Nucleolus: A membrane-less structure that produces ribosome


  • Controlling the activities of the entire cell
  • Storing the genetic material of the cell
  • Performing cell growth and reproduction

12) Peroxisomes

They are single membrane-bound cell organelle with a size of 0.1-1 mm that contains a range of digestive and oxidative enzymes. Peroxisomes vary in shape, size, and number, depending upon the energy requirements of the cell.


  • Breaking down of fatty acids to provide energy to the cell
  • Performing lipid synthesis
  • Detoxification of alcohols and other toxic compounds

13) Ribosome

They are minute particles present in large numbers, either found attached to the endoplasmic reticulum or remain free in the cytosol. Ribosomes are the protein-synthesizing center of the cell.


  • Producing proteins required for all cellular activities including growth, metabolism and cell division

14) Cytoplasm

They are the colorless, semifluid substance of a cell that covers the entire space except the area enclosed by cell organelles. The cytoplasm is composed of about 80% water and the rest are organic and inorganic compounds.


  • Acting as the site of various cellular activities such as respiration, cell division and elimination of waste products
  • Providing raw materials necessary for the chemical reactions within the cell
  • Maintaining turgidity of the cell thus keeping cell shape
  • Keeping the cell organelles in position

15) Cilia and Flagella

They are fine, hair-like projections that extend from the body of many cells and are made of microtubules. Cilia and flagella vary in terms of length and numbers based on the types and functions of the cell.


  • Helping in cell movement
  • Allowing to sense changes in the environment
  • Helping in the movement cell organelles, nutrients, and waste products inside the cell (cytoplasmic streaming)

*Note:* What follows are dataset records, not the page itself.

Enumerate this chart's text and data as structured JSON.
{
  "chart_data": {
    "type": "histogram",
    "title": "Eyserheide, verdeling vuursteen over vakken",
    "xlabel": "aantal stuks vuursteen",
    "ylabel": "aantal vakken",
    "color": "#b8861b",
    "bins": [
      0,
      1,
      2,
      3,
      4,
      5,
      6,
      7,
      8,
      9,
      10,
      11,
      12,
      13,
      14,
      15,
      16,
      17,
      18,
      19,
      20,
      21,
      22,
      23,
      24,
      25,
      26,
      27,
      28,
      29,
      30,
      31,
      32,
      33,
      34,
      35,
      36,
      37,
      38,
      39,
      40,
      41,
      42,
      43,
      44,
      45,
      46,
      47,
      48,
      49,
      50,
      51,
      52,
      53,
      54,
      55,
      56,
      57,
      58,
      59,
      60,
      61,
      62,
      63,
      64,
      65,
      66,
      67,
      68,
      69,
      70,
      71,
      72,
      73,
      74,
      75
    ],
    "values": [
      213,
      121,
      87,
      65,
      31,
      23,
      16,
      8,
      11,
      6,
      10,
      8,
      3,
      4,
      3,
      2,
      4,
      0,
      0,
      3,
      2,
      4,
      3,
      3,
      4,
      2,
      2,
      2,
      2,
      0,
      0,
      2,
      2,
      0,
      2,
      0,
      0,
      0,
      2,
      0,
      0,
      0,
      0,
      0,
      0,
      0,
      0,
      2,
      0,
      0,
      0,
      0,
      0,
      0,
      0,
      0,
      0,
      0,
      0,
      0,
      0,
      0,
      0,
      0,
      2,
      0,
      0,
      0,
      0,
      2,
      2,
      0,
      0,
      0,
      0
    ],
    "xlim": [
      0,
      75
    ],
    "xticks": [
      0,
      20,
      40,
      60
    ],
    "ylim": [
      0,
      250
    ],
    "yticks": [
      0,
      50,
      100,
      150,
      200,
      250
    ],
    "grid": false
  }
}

Most Common Types of Animal Cells

1) Skin Cells: Forms the external barrier of our body that provides protection. Skin cells are of two types -keratinocytes and melanocytes.

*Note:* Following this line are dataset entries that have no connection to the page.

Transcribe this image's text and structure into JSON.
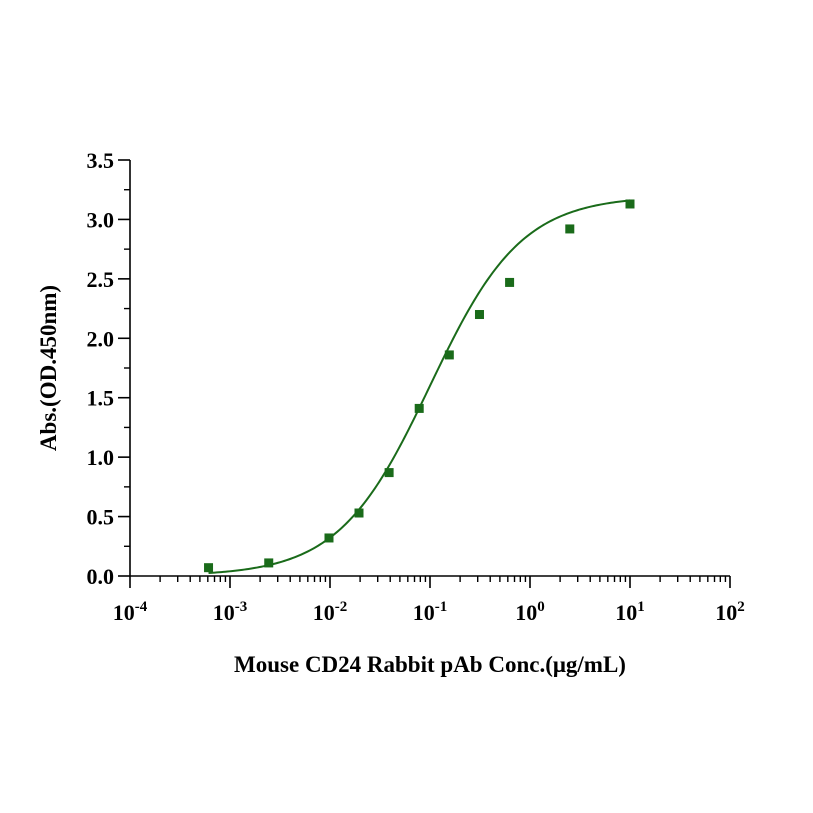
{
  "chart_data": {
    "type": "scatter",
    "title": "",
    "xlabel": "Mouse CD24 Rabbit pAb Conc.(μg/mL)",
    "ylabel": "Abs.(OD.450nm)",
    "xscale": "log",
    "xlim": [
      0.0001,
      100
    ],
    "ylim": [
      0,
      3.5
    ],
    "x_ticks": [
      {
        "base": "10",
        "exp": "-4",
        "value": 0.0001
      },
      {
        "base": "10",
        "exp": "-3",
        "value": 0.001
      },
      {
        "base": "10",
        "exp": "-2",
        "value": 0.01
      },
      {
        "base": "10",
        "exp": "-1",
        "value": 0.1
      },
      {
        "base": "10",
        "exp": "0",
        "value": 1
      },
      {
        "base": "10",
        "exp": "1",
        "value": 10
      },
      {
        "base": "10",
        "exp": "2",
        "value": 100
      }
    ],
    "y_ticks": [
      "0.0",
      "0.5",
      "1.0",
      "1.5",
      "2.0",
      "2.5",
      "3.0",
      "3.5"
    ],
    "grid": false,
    "color": "#1a6b1a",
    "marker": "square",
    "series": [
      {
        "x": [
          0.00061,
          0.00244,
          0.00977,
          0.0195,
          0.039,
          0.078,
          0.156,
          0.3125,
          0.625,
          2.5,
          10
        ],
        "y": [
          0.07,
          0.11,
          0.32,
          0.53,
          0.87,
          1.41,
          1.86,
          2.2,
          2.47,
          2.92,
          3.13
        ]
      }
    ],
    "fit": {
      "model": "4PL",
      "bottom": 0.0,
      "top": 3.2,
      "ec50": 0.1,
      "hill": 0.95,
      "x_range": [
        0.00061,
        10
      ]
    }
  }
}
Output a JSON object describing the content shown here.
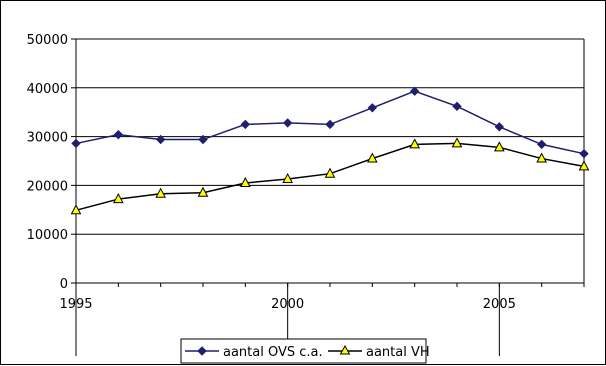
{
  "chart_data": {
    "type": "line",
    "x": [
      1995,
      1996,
      1997,
      1998,
      1999,
      2000,
      2001,
      2002,
      2003,
      2004,
      2005,
      2006,
      2007
    ],
    "x_tick_labels": [
      "1995",
      "2000",
      "2005"
    ],
    "y_tick_labels": [
      "0",
      "10000",
      "20000",
      "30000",
      "40000",
      "50000"
    ],
    "ylim": [
      0,
      50000
    ],
    "xlim": [
      1995,
      2007
    ],
    "grid": "horizontal",
    "legend_position": "bottom",
    "series": [
      {
        "name": "aantal OVS  c.a.",
        "color": "#1f1f6e",
        "marker": "diamond",
        "values": [
          28600,
          30400,
          29400,
          29400,
          32500,
          32800,
          32500,
          35900,
          39300,
          36200,
          32000,
          28400,
          26500
        ]
      },
      {
        "name": "aantal VH",
        "color": "#000000",
        "marker_fill": "#ffff00",
        "marker": "triangle",
        "values": [
          14900,
          17200,
          18300,
          18500,
          20500,
          21300,
          22400,
          25500,
          28400,
          28600,
          27800,
          25500,
          23900
        ]
      }
    ]
  }
}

2) Muscle Cells: Present below the skin cell, they help in body movement. Muscle cells are of three types – skeletal muscle cells, cardiac muscle cells, and smooth muscle cells.

3) Blood Cells: Found mainly in the blood, they can be divided into two types – red blood cell (RBCs) and white blood cell (WBCs).

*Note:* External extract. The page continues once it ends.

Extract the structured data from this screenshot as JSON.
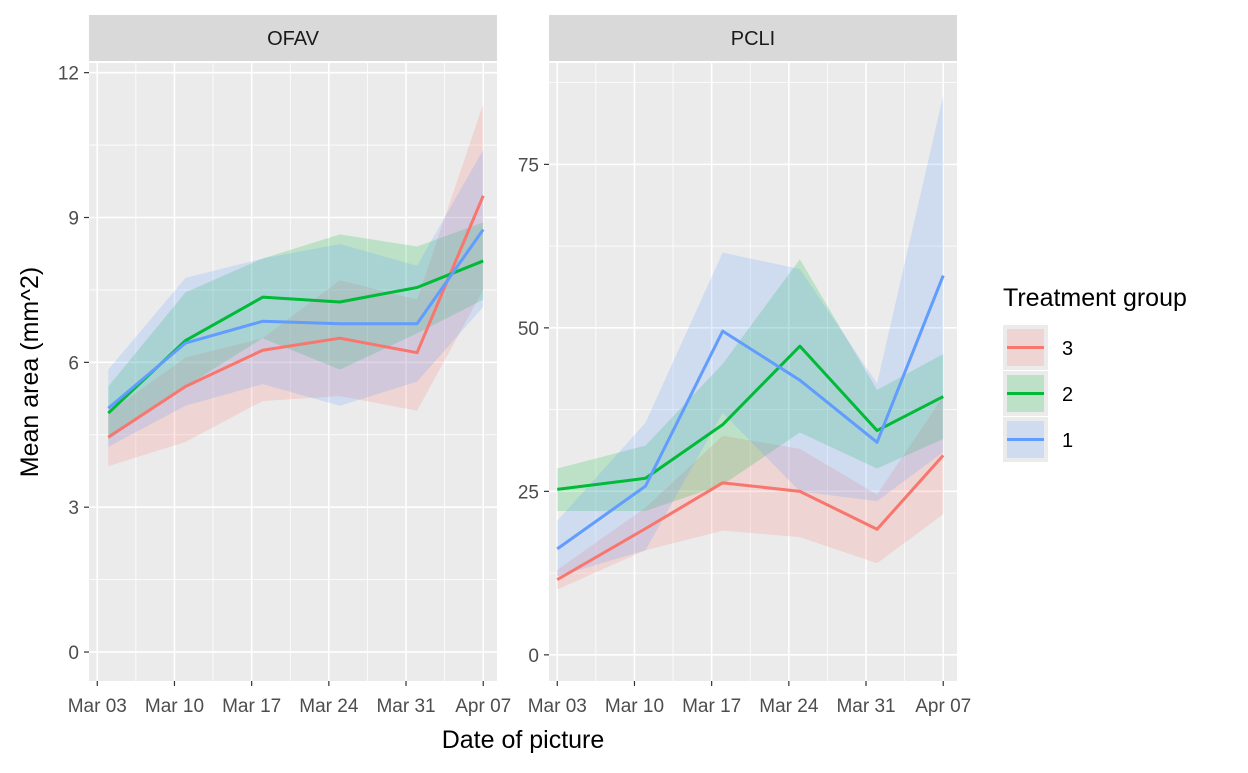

4) Nerve Cells: Basic units of the nervous system. They receive, carry, and deliver signals throughout the body.

5) Fat Cells: Also known as adipocytes or lipocytes, they are used to store fats and other lipids as energy reserves.


Q1. What do animal cells have that plant cells do not?

Ans. Animal cells have centrioles, centrosomes, and lysosomes while plant cells do not have any of them.

Q2. Why lysosomes are called the suicidal bags of the cell?

Ans. Sometimes, the digestive enzymes present in the lysosomes end up damaging the lysosome itself, and this can ultimately cause the destruction of the cell (autolysis). Hence, lysosomes are also called the suicidal bags of the cell.